Maybe they knew something I didn’t. It’s easy to be liberal when money isn't involved. After all, supporting marriage equality (I’m for marriage equality!) doesn’t cost you anything unless you have to pay for a same-sex wedding. Rent control, on the other hand, involves property, and wallets are always where principles hit the road.
Progressive Montclairians are extremely active on national issues, yet curiously uninterested in what’s going on in our own backyard. It’s too bad that a mob of MAGA-hat-wearing truckers didn’t drive through Montclair protesting rent control. Then there would have been a massive public outcry in support of the rent control law, for sure.
Let me rephrase that.
IT’S A GREAT THING that a mob of MAGA-hat-wearing truckers didn’t drive through Montclair protesting rent control, even if that would have sparked a massive public outcry in support of the rent control law.
Why don’t local progressives get as worked up about local issues? It’s almost as if they don’t know that 6.6% of our residents live below the poverty level, according to the latest Census Bureau estimates. Or that the township is becoming whiter, now down to about 25% identified as Black only. Or that while there are about 7,000 students in the public schools (I’m for public schools!) there are more than 11,000 senior citizens in town, many struggling to stay in their homes.
You know those lawn signs you see everywhere in town, the ones that start, “We believe” and then go on to list a number of progressive issues (I have one of those lawn signs!)? Too bad “affordable housing in Montclair” or "senior services in Montclair” aren't on the list of things we believe in. Then maybe people would pay attention to what’s going on around here.
But there’s only so much a lawn sign can accomplish.
Montclair has both the very poor and the very rich — that’s called diversity. But it also means we have a wealthy power bloc right here in River City. Many of the real estate developers who fought rent control live here. Heck, a lot of them are Democrats, good liberals who give to liberal causes. This lends a certain chummy country club air to the way decisions are made. After all, we’re all pals here, aren’t we? What’s a few affordable housing units among friends?
It’s still possible to say there are two Montclairs (which is good, otherwise I’d have to think of a new title for this column), but that is quickly changing. When low-income housing is lost, like when they built the Bay Street station, it is never replaced. The set-asides of affordable units in new construction are never enforced. Measures to help senior citizens age in place (I’m a senior citizen!) are scant or nonexistent.
But there’s no need to worry about people being forced to leave Montclair. As the English economist Adam Smith put it, “Are there no prisons? No workhouses?”
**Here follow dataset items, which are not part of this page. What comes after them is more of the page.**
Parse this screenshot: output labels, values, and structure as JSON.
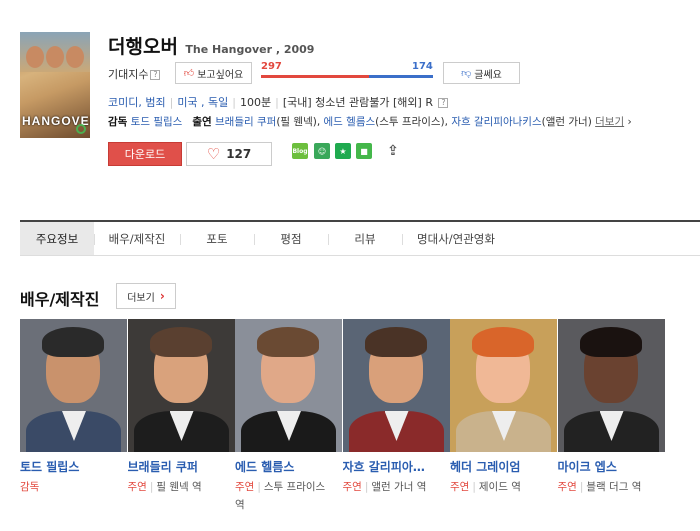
{
  "movie": {
    "title_ko": "더행오버",
    "title_en": "The Hangover , 2009",
    "poster_text": "HANGOVER"
  },
  "expectation": {
    "label": "기대지수",
    "help": "?",
    "want_label": "보고싶어요",
    "meh_label": "글쎄요",
    "want_count": "297",
    "meh_count": "174",
    "want_ratio": 0.63
  },
  "meta": {
    "genre": "코미디, 범죄",
    "country": "미국 , 독일",
    "runtime": "100분",
    "rating": "[국내] 청소년 관람불가 [해외] R",
    "rating_help": "?"
  },
  "credits": {
    "director_label": "감독",
    "director": "토드 필립스",
    "cast_label": "출연",
    "cast": [
      {
        "name": "브래들리 쿠퍼",
        "role": "(필 웬넥)"
      },
      {
        "name": "에드 헬름스",
        "role": "(스투 프라이스)"
      },
      {
        "name": "자흐 갈리피아나키스",
        "role": "(앨런 가너)"
      }
    ],
    "more": "더보기"
  },
  "actions": {
    "download": "다운로드",
    "likes": "127"
  },
  "share": {
    "blog": "Blog",
    "talk": "☺",
    "star": "★",
    "sq": "■",
    "out": "⇪"
  },
  "tabs": [
    "주요정보",
    "배우/제작진",
    "포토",
    "평점",
    "리뷰",
    "명대사/연관영화"
  ],
  "section": {
    "title": "배우/제작진",
    "more": "더보기"
  },
  "people": [
    {
      "name": "토드 필립스",
      "role": "감독",
      "character": "",
      "skin": "#c9926c",
      "hair": "#2a2a2a",
      "body": "#3a4a66",
      "bg": "#6b6f78"
    },
    {
      "name": "브래들리 쿠퍼",
      "role": "주연",
      "character": "필 웬넥 역",
      "skin": "#d9a27c",
      "hair": "#5a4030",
      "body": "#1d1d1d",
      "bg": "#3d3a38"
    },
    {
      "name": "에드 헬름스",
      "role": "주연",
      "character": "스투 프라이스 역",
      "skin": "#e0a888",
      "hair": "#6a4a33",
      "body": "#1a1a1a",
      "bg": "#8a8f99"
    },
    {
      "name": "자흐 갈리피아…",
      "role": "주연",
      "character": "앨런 가너 역",
      "skin": "#d9a07a",
      "hair": "#4a3326",
      "body": "#8a2a2a",
      "bg": "#5a6575"
    },
    {
      "name": "헤더 그레이엄",
      "role": "주연",
      "character": "제이드 역",
      "skin": "#f0b896",
      "hair": "#d9652a",
      "body": "#c9b28c",
      "bg": "#c8a05a"
    },
    {
      "name": "마이크 엡스",
      "role": "주연",
      "character": "블랙 더그 역",
      "skin": "#6a4230",
      "hair": "#1a1210",
      "body": "#222",
      "bg": "#5a5a5e"
    }
  ]
}
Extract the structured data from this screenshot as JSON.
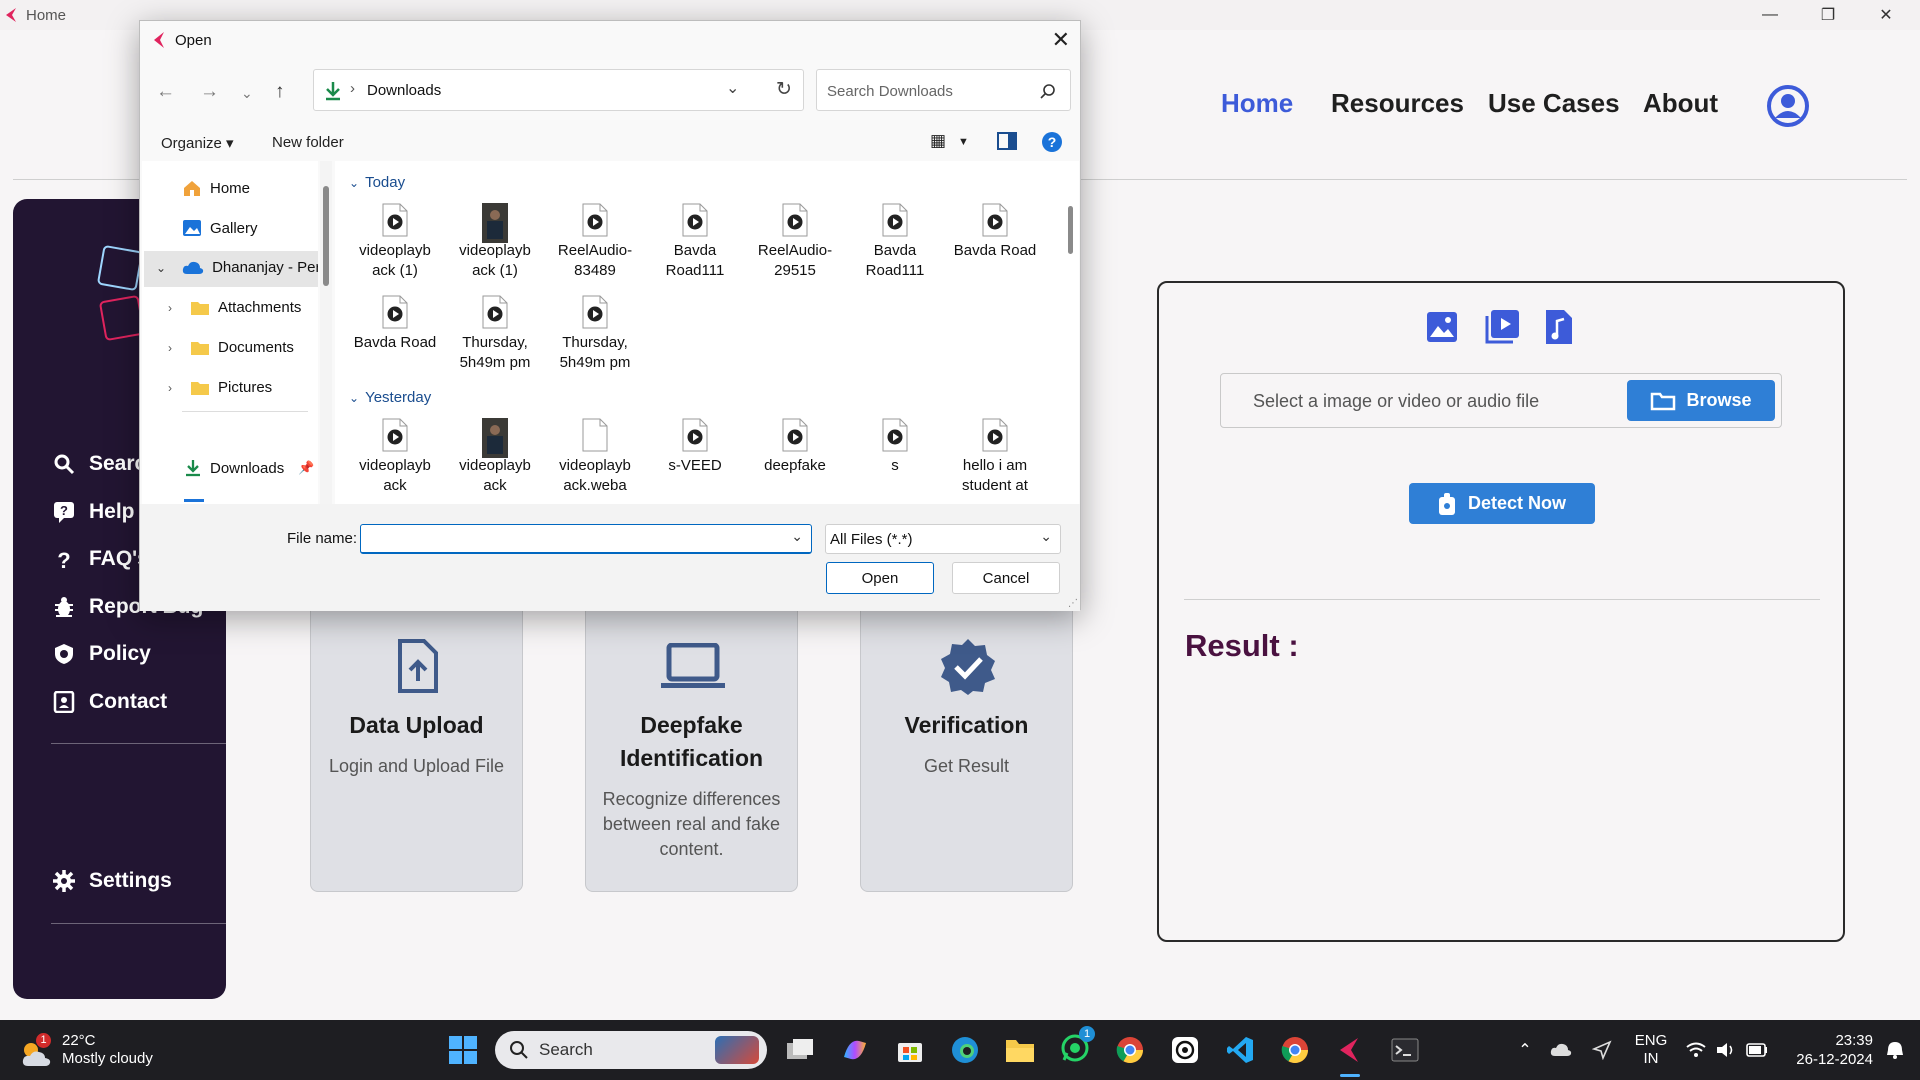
{
  "window": {
    "title": "Home"
  },
  "nav": {
    "home": "Home",
    "resources": "Resources",
    "use_cases": "Use Cases",
    "about": "About"
  },
  "colors": {
    "accent": "#2f7fd6",
    "nav_active": "#3d5bd9",
    "sidebar_bg": "#221532",
    "result_color": "#4a1140"
  },
  "sidebar": {
    "items": [
      {
        "label": "Search",
        "icon": "search-icon"
      },
      {
        "label": "Help",
        "icon": "help-icon"
      },
      {
        "label": "FAQ's",
        "icon": "question-icon"
      },
      {
        "label": "Report Bug",
        "icon": "bug-icon"
      },
      {
        "label": "Policy",
        "icon": "shield-icon"
      },
      {
        "label": "Contact",
        "icon": "contact-icon"
      }
    ],
    "settings": "Settings"
  },
  "cards": [
    {
      "title": "Data Upload",
      "subtitle": "Login and Upload File"
    },
    {
      "title": "Deepfake Identification",
      "subtitle": "Recognize differences between real and fake content."
    },
    {
      "title": "Verification",
      "subtitle": "Get Result"
    }
  ],
  "panel": {
    "placeholder": "Select a image or video or audio file",
    "browse": "Browse",
    "detect": "Detect Now",
    "result": "Result :"
  },
  "dialog": {
    "title": "Open",
    "path": "Downloads",
    "search_placeholder": "Search Downloads",
    "organize": "Organize",
    "new_folder": "New folder",
    "nav_pane": {
      "home": "Home",
      "gallery": "Gallery",
      "onedrive": "Dhananjay - Pers",
      "attachments": "Attachments",
      "documents": "Documents",
      "pictures": "Pictures",
      "downloads": "Downloads"
    },
    "groups": {
      "today": "Today",
      "yesterday": "Yesterday"
    },
    "today_files": [
      {
        "name": "videoplayb ack (1)",
        "kind": "media"
      },
      {
        "name": "videoplayb ack (1)",
        "kind": "thumb"
      },
      {
        "name": "ReelAudio- 83489",
        "kind": "media"
      },
      {
        "name": "Bavda Road111",
        "kind": "media"
      },
      {
        "name": "ReelAudio- 29515",
        "kind": "media"
      },
      {
        "name": "Bavda Road111",
        "kind": "media"
      },
      {
        "name": "Bavda Road",
        "kind": "media"
      },
      {
        "name": "Bavda Road",
        "kind": "media"
      },
      {
        "name": "Thursday, 5h49m pm",
        "kind": "media"
      },
      {
        "name": "Thursday, 5h49m pm",
        "kind": "media"
      }
    ],
    "yesterday_files": [
      {
        "name": "videoplayb ack",
        "kind": "media"
      },
      {
        "name": "videoplayb ack",
        "kind": "thumb"
      },
      {
        "name": "videoplayb ack.weba",
        "kind": "blank"
      },
      {
        "name": "s-VEED",
        "kind": "media"
      },
      {
        "name": "deepfake",
        "kind": "media"
      },
      {
        "name": "s",
        "kind": "media"
      },
      {
        "name": "hello i am student at",
        "kind": "media"
      }
    ],
    "file_name_label": "File name:",
    "file_name_value": "",
    "file_type": "All Files (*.*)",
    "open": "Open",
    "cancel": "Cancel"
  },
  "taskbar": {
    "weather_temp": "22°C",
    "weather_desc": "Mostly cloudy",
    "weather_badge": "1",
    "search": "Search",
    "whatsapp_badge": "1",
    "lang1": "ENG",
    "lang2": "IN",
    "time": "23:39",
    "date": "26-12-2024"
  }
}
Sorry, that was Ebenezer Scrooge, but you get the point. The prevailing attitude seems to be, if you can’t afford to live here, we wish you well, but get lost. Meanwhile, the good-hearted, active, progressive community is AWOL.
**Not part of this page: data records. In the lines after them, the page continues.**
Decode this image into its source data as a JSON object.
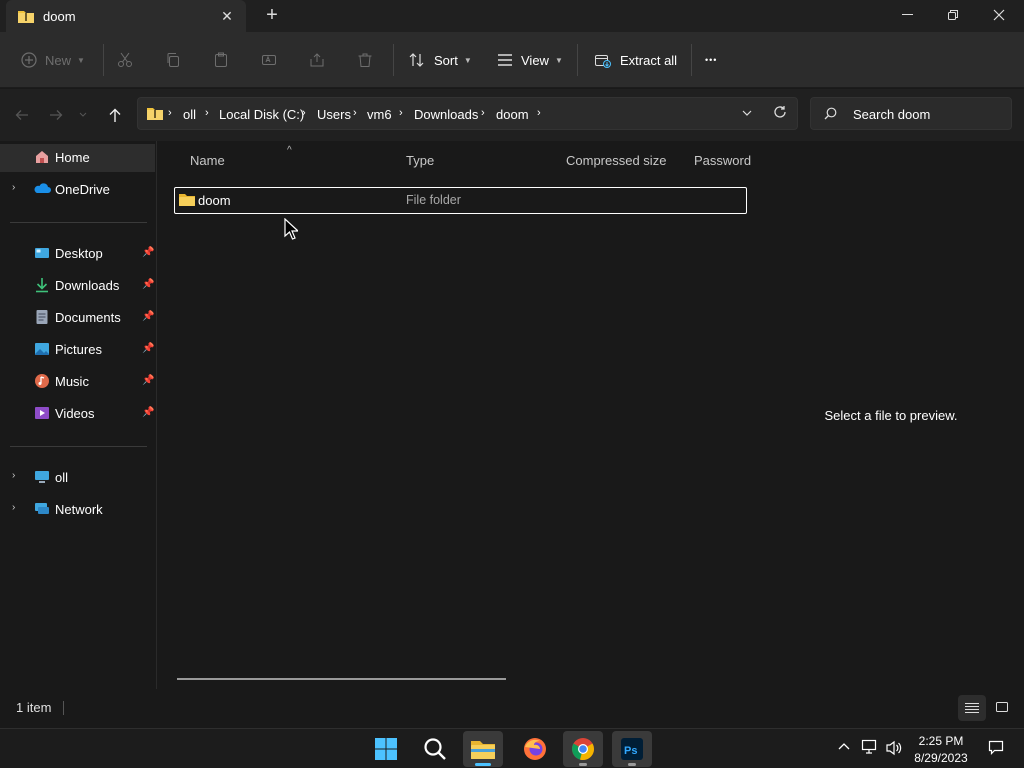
{
  "window": {
    "tab_title": "doom",
    "close_tab_glyph": "✕",
    "new_tab_glyph": "+"
  },
  "toolbar": {
    "new_label": "New",
    "sort_label": "Sort",
    "view_label": "View",
    "extract_all_label": "Extract all",
    "more_glyph": "•••"
  },
  "address": {
    "breadcrumbs": [
      "oll",
      "Local Disk (C:)",
      "Users",
      "vm6",
      "Downloads",
      "doom"
    ]
  },
  "search": {
    "placeholder": "Search doom"
  },
  "sidebar": {
    "home": "Home",
    "onedrive": "OneDrive",
    "quick_access": [
      {
        "label": "Desktop",
        "icon": "desktop-icon"
      },
      {
        "label": "Downloads",
        "icon": "downloads-icon"
      },
      {
        "label": "Documents",
        "icon": "documents-icon"
      },
      {
        "label": "Pictures",
        "icon": "pictures-icon"
      },
      {
        "label": "Music",
        "icon": "music-icon"
      },
      {
        "label": "Videos",
        "icon": "videos-icon"
      }
    ],
    "this_pc": "oll",
    "network": "Network"
  },
  "columns": {
    "name": "Name",
    "type": "Type",
    "compressed_size": "Compressed size",
    "password": "Password"
  },
  "files": [
    {
      "name": "doom",
      "type": "File folder"
    }
  ],
  "preview": {
    "message": "Select a file to preview."
  },
  "status": {
    "item_count": "1 item"
  },
  "taskbar": {
    "time": "2:25 PM",
    "date": "8/29/2023"
  },
  "colors": {
    "folder_yellow": "#f0c33c",
    "accent_blue": "#4cc2ff",
    "background": "#191919"
  }
}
So, this is what I want you to do. Get a Sharpie and go out to your lawn sign. (You don’t have one? I’d hate to hear what your neighbors say about you.) Along the bottom write in large letters, “In Montclair!”
That ought to do it.
Richie Chevat is a writer, activist and Montclair resident for more than 30 years. He’s the author of the comic sci-fi novel “Rate Me Red,” the play “Who Needs Men?” and the young reader version of “A Queer History of the United States,” among other works. He can often be seen running errands around town on his bike.